Example 2: Solve (y/4) + 3 = 5
Subtract 3 from both sides: y/4 = 2. Multiply by 4: y = 8. Verify: 8/4 + 3 = 2 + 3 = 5. Correct.
Example 3: Solve 2(x + 3) = 18
Divide both sides by 2: x + 3 = 9. Subtract 3: x = 6. Verify: 2(6 + 3) = 2 x 9 = 18. Correct.
Example 4: The sum of three consecutive numbers is 51. Find them.
Let numbers be x, x + 1, x + 2. Equation: x + (x + 1) + (x + 2) = 51. 3x + 3 = 51. 3x = 48. x = 16. Numbers: 16, 17, 18.
7. Common mistakes and how to fix them
| Mistake | Fix |
|---|---|
| Not transposing the sign correctly | When moving a term, reverse its operation |
| Forgetting to do same operation on both sides | Whatever you do to LHS, do to RHS too |
| Mistaking expression for equation | An equation must have an equals sign |
| Wrong variable assignment | Read carefully what the question asks for |
| Not verifying the answer | Substitute solution back into original equation |
8. CBSE exam focus
| Question type | Marks | Frequency |
|---|---|---|
| Solve simple equation | 2 marks | 1-2 questions |
| Set up equation from statement | 2 marks | 1 question |
| Word problem (age/number) | 3 marks | 1 question |
| Geometry application | 3 marks | Occasional |
| Equation with brackets | 3 marks | 1 question |
9. Self-test
- Solve: 5x - 3 = 22.
- Solve: (2y/3) + 1 = 7.
- Solve: 4(2x - 1) = 28.
- The sum of two numbers is 45. One number is 9 more than the other. Find the numbers.

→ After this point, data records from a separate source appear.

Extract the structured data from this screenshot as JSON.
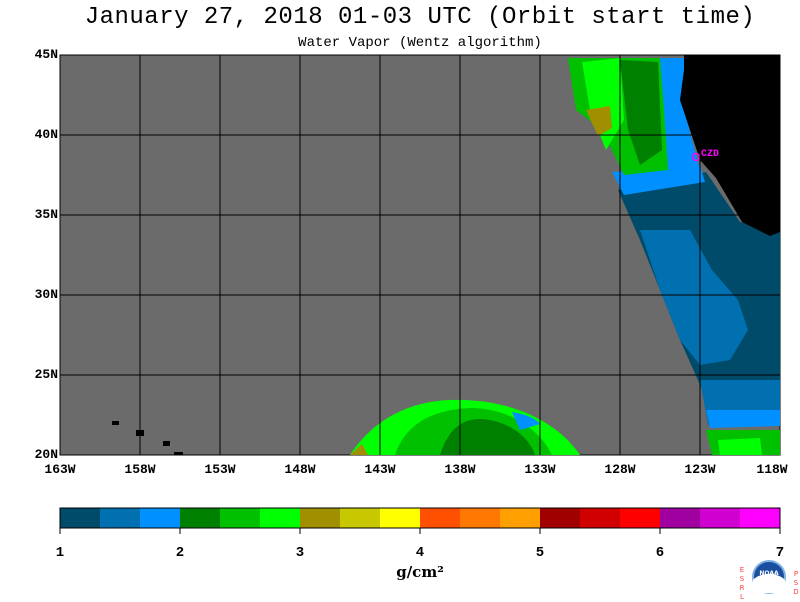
{
  "header": {
    "title": "January 27, 2018  01-03 UTC  (Orbit start time)",
    "subtitle": "Water Vapor (Wentz algorithm)"
  },
  "map": {
    "lon_range": [
      -163,
      -118
    ],
    "lat_range": [
      20,
      45
    ],
    "lat_labels": [
      "45N",
      "40N",
      "35N",
      "30N",
      "25N",
      "20N"
    ],
    "lon_labels": [
      "163W",
      "158W",
      "153W",
      "148W",
      "143W",
      "138W",
      "133W",
      "128W",
      "123W",
      "118W"
    ],
    "city_label": "CZD",
    "colors": {
      "no_data": "#6b6b6b",
      "land": "#000000",
      "grid": "#000000",
      "city": "#ff00ff"
    }
  },
  "colorbar": {
    "tick_labels": [
      "1",
      "2",
      "3",
      "4",
      "5",
      "6",
      "7"
    ],
    "units": "g/cm²",
    "colors": [
      "#004a6a",
      "#0070b0",
      "#0090ff",
      "#008000",
      "#00c000",
      "#00ff00",
      "#a09000",
      "#c8c800",
      "#ffff00",
      "#ff5000",
      "#ff7800",
      "#ffa000",
      "#a00000",
      "#d00000",
      "#ff0000",
      "#a000a0",
      "#d000d0",
      "#ff00ff"
    ]
  },
  "logo": {
    "left_letters": "ESRL",
    "right_letters": "PSD",
    "center_text": "NOAA"
  }
}
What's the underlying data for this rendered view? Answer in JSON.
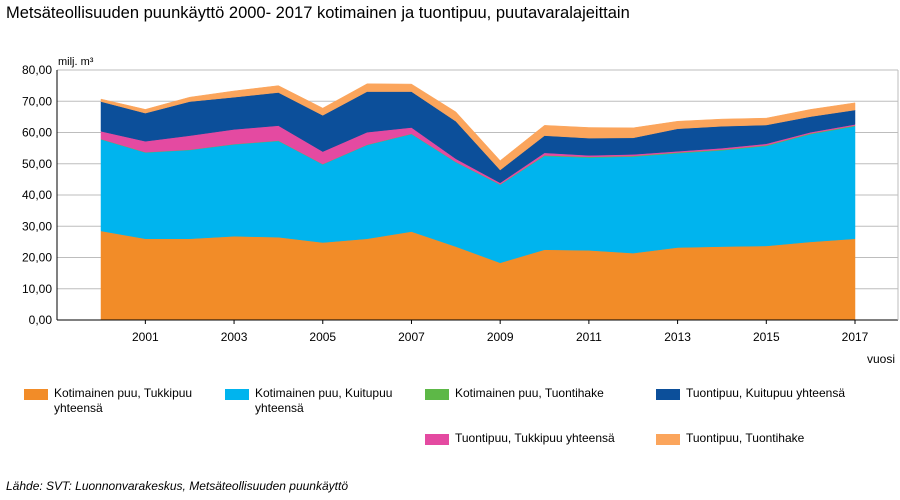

- Rohan's father is 3 times as old as Rohan. The sum of their ages is 48. Find Rohan's age.
- The length of a rectangle is 4 cm more than its width. The perimeter is 48 cm. Find the length and width.
10. Answer key
- 5x = 25. x = 5.
- 2y/3 = 6. 2y = 18. y = 9.
- 2x - 1 = 7. 2x = 8. x = 4.
- Let numbers be x and x + 9. 2x + 9 = 45. 2x = 36. Numbers: 18 and 27.
- Let Rohan = x years. Father = 3x. 4x = 48. x = 12. Rohan is 12 years old.
- Let width = w. Length = w + 4. 2(w + w + 4) = 48. 4w + 8 = 48. 4w = 40. w = 10 cm, length = 14 cm.
11. Quick revision
- An equation states that two expressions are equal.
- To solve, isolate the variable using inverse operations.
- Whatever you do to one side, do to the other.
- Transposition changes the sign or operation.
- Always verify by substituting the answer back.
- Set up equations by carefully translating word statements.